Ia mendatangi Nabi Muhammad SAW langsung ke Mekkah, menyatakan keislamannya.
Setelah
menyatakan keislamannya, ia berkeliling Mekkah meneriakkan, bahwa ia seorang
Muslim. Hingga ia dipukuli oleh suku Quraisy.
Atas
bantuan Abbas bin Abdul Muthalib, ia dibebaskan dari suku Quraisy. Setalah suku
Quraisy mengetahui bahwa, orang yang dipukuli berasal dari suku Ghifar. Ia
mengikuti hampir seluruh pertempuran-pertempuran selama Nabi Muhammad hidup.
Orang-orang
yang masuk Islam melalui dia, adalah : Ali-al-Ghifari, Anis al-Ghifari, Ramlah
al-Ghifariyah.
Dia
dikenal sangat setia kepada Rasulullah. Kesetiaan itu misalnya dibuktikan sosok
sederhana ini dalam satu perjalanan pasukan Muslim, menuju medan Perang Tabuk.
Melawan kekaisaran Bizantium.
Karena keledainya lemah, ia rela berjalan kaki
seraya memikul bawaannya. Saat itu sedang terjadi puncak musim panas yang
sangat menyayat.
Dia
keletihan & roboh di hadapan Nabi SAW. Namun Rasulullah heran kantong
airnya masih penuh. Setelah ditanya mengapa dia tidak minum airnya, tokoh yang
juga kerap mengkritik penguasa semena-mena ini mengatakan,
"Di
perjalanan saya temukan mata air. Saya minum air itu sedikit & saya
merasakan nikmat. Setelah itu, saya bersumpah tak akan minum air itu lagi
sebelum Nabi SAW meminumnya."
Dengan
rasa haru, Rasulullah berujar,
"Engkau datang sendirian, engkau hidup
sendirian, & engkau akan meninggal dalam kesendirian. Tapi serombongan
orang dari Irak yang saleh kelak akan mengurus pemakamanmu."
Abu Dzar
Al Ghifary, sahabat setia Rasulullah itu, mengabdikan sepanjang hidupnya untuk
Islam.
Sebelum
Islam
Tidak
diketahui pasti kapan Abizar lahir. Sejarah hanya mencatat, ia lahir &
tinggal dekat jalur kafilah Mekkah, Syria. Riwayat hitam masa lalu Abizar, tak
lepas dari keberadaan keluarganya.
Abizar dibesarkan di tengah-tengah keluarga perampok besar Al Ghiffar saat itu.

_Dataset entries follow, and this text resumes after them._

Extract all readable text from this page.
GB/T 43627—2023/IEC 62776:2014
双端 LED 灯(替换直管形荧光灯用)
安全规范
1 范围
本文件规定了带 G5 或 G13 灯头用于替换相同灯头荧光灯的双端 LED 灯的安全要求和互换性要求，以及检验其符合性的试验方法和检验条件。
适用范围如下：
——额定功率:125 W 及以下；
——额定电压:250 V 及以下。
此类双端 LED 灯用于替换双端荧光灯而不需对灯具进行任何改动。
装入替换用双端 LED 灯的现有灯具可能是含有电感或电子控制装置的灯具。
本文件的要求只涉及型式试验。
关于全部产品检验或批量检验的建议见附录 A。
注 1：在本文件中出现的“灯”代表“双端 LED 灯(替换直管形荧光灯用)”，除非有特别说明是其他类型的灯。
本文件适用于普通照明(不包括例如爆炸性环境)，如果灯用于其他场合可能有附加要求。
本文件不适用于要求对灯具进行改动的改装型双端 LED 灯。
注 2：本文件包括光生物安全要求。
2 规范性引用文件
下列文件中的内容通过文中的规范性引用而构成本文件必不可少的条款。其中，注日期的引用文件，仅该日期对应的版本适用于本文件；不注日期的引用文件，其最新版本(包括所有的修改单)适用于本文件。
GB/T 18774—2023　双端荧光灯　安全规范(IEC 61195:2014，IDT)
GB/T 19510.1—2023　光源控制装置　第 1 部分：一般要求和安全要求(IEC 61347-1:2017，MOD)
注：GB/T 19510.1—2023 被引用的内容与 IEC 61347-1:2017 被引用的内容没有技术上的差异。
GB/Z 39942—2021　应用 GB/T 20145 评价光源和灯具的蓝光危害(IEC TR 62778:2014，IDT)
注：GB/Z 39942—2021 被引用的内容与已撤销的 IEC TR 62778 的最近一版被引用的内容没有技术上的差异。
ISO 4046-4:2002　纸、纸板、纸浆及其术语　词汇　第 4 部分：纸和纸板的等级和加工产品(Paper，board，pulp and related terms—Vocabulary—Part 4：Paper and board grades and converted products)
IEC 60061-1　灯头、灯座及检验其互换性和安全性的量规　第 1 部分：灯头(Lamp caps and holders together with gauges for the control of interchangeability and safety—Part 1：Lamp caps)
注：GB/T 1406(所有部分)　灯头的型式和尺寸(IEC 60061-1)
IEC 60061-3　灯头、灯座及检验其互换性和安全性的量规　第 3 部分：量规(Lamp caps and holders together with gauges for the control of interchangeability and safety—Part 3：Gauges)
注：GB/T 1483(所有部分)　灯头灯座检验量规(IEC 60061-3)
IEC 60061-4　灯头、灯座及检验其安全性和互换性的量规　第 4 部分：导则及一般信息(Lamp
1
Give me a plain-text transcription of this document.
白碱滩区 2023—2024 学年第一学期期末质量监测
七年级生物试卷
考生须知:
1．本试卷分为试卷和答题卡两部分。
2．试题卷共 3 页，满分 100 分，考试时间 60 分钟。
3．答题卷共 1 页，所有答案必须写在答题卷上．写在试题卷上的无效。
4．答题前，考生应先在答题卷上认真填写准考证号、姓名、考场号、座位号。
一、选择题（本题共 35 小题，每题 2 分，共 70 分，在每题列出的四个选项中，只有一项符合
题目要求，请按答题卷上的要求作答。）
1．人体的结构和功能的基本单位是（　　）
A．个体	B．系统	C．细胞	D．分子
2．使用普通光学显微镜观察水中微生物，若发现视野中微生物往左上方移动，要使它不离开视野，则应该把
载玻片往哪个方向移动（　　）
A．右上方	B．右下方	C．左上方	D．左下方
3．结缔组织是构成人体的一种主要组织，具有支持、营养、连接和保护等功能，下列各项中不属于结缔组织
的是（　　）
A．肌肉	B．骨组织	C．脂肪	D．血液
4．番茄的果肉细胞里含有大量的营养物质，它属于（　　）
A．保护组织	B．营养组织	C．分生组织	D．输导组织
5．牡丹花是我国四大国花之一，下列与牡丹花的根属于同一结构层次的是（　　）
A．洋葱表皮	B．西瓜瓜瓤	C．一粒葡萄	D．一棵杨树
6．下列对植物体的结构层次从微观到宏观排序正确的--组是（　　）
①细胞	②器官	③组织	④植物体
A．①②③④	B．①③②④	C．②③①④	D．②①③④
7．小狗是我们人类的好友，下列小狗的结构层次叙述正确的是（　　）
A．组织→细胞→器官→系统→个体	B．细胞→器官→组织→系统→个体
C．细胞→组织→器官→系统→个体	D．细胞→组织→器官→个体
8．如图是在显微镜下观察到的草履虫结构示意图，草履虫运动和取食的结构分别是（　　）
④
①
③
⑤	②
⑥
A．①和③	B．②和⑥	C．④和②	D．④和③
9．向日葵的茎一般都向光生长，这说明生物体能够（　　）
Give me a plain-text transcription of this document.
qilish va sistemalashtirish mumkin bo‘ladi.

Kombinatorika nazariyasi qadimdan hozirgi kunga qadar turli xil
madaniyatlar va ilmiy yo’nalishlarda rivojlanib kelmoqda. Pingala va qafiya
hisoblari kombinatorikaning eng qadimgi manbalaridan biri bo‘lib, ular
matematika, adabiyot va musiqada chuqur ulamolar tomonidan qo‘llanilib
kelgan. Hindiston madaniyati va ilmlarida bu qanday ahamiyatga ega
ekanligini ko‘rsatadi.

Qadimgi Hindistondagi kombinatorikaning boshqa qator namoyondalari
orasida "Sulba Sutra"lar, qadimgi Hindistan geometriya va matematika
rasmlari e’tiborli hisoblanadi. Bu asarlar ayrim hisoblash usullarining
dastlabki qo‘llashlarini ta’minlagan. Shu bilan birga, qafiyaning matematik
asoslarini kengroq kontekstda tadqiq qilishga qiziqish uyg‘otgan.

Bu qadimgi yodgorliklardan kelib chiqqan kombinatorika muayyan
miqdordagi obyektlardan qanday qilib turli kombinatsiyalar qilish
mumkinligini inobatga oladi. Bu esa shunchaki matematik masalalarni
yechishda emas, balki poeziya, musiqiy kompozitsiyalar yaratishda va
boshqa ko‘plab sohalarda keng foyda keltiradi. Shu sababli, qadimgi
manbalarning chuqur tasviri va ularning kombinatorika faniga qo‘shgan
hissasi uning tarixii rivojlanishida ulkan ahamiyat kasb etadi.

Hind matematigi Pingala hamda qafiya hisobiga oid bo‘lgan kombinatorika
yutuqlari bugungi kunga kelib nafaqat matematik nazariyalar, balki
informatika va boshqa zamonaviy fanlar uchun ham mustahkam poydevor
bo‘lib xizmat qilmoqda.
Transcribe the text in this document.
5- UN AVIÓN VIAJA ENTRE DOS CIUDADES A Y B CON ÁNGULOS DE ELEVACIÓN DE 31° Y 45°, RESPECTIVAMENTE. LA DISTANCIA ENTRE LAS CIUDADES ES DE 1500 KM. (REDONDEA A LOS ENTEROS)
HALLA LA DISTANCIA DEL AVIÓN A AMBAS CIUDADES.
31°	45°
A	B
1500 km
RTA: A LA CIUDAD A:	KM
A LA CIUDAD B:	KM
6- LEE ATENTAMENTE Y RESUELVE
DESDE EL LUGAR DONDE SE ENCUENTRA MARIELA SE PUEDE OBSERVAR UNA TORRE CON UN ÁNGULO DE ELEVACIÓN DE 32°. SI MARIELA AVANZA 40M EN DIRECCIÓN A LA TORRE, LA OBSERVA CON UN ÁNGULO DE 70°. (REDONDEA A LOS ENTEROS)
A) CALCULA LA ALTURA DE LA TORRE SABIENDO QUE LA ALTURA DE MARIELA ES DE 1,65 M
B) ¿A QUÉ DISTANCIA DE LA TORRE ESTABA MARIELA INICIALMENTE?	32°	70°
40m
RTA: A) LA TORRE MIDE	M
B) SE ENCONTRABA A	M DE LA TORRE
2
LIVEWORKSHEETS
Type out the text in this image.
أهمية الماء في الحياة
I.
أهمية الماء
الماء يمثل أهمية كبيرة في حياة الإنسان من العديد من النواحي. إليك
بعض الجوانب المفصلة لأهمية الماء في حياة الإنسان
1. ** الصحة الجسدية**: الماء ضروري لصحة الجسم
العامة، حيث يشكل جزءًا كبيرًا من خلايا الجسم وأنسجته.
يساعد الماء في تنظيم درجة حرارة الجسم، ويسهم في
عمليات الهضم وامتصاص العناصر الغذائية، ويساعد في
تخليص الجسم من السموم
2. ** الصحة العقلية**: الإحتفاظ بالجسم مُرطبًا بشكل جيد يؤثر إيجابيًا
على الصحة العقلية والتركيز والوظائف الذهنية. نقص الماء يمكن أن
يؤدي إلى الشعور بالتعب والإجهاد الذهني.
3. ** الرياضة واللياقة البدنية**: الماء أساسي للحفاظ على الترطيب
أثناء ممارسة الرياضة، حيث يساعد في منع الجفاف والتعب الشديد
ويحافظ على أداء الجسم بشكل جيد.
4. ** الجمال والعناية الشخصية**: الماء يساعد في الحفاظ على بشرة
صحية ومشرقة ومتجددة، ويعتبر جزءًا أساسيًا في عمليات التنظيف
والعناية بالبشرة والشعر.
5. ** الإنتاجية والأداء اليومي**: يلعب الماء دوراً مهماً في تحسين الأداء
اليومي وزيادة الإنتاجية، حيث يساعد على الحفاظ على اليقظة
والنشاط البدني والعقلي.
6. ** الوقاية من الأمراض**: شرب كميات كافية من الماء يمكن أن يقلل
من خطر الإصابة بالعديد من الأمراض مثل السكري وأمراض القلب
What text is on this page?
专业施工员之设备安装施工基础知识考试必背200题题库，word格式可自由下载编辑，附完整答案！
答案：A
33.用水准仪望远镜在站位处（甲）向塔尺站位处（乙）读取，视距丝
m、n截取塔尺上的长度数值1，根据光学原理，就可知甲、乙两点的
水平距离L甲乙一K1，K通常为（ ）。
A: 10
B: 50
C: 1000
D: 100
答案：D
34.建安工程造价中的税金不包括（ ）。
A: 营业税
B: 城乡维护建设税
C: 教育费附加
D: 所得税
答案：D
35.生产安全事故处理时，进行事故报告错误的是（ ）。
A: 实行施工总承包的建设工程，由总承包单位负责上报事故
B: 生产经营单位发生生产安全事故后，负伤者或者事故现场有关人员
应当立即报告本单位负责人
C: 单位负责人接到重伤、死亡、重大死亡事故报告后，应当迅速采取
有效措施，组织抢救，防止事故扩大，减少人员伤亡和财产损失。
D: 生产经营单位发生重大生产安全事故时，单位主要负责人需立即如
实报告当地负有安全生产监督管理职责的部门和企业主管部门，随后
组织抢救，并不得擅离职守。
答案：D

Menjadikan aksi kekerasan & teror untuk mencapai tujuan, sebagai profesi
keseharian.
Itu sebabnya, Abizar yang semula bernama Jundab, juga dikenal
sebagai perampok besar yang sering melakukan aksi teror di negeri-negeri di
sekitarnya.
Kendati
demikian, Jundab pada dasarnya berhati baik. Kerusakan & derita korban yang
disebabkan aksinya, menjadi titik balik perjalanan hidupnya. Insyaf &
berhenti dari aksi jahatnya.
Bahkan,
tak saja ia menyesali perbuatan jahatnya itu, juga mengajak rekan-rekannya
mengikuti jejaknya. Tindakannya itu menimbulkan amarah besar sukunya, yang
memaksa Jundab meninggalkan tanah kelahirannya.
Bersama
ibu & saudara lelakinya, Anis Al Ghifar, Abizar hijrah ke Nejed Atas, Arab
Saudi. Ini merupakan hijrah pertama Abizar mencari kebenaran.
Di Nejed Atas,
Abizar tak lama tinggal. Sekalipun banyak ide-idenya dianggap revolusioner, sehingga tak jarang mendapat tentangan dari masyarakat setempat.
Islam
Mendengar
datangnya Islam, Abizar pun berpikir tentang agama baru ini. Saat itu, ajaran
Nabi Muhammad ini telah mulai mengguncangkan kota Mekkah & membangkitkan
gelombang kemarahan, di seluruh Jazirah Arab.
Abizar
yang telah lama merindukan kebenaran, langsung tertarik kepada Rasulullah,
& ingin bertemu dengan Nabi SAW. Ia pergi ke Mekkah, & sekali-sekali
mengunjungi Ka'bah. Sebulan lebih lamanya ia mempelajari dengan seksama
perbuatan & ajaran Nabi.
Waktu
itu, masyarakat Mekkah dalam suasana saling bermusuhan.
Demikian
halnya dengan Ka'bah, masih dipenuhi berhala & sering dikunjungi para
penyembah berhala suku Quraisy. Sehingga menjadi tempat pertemuan yang populer.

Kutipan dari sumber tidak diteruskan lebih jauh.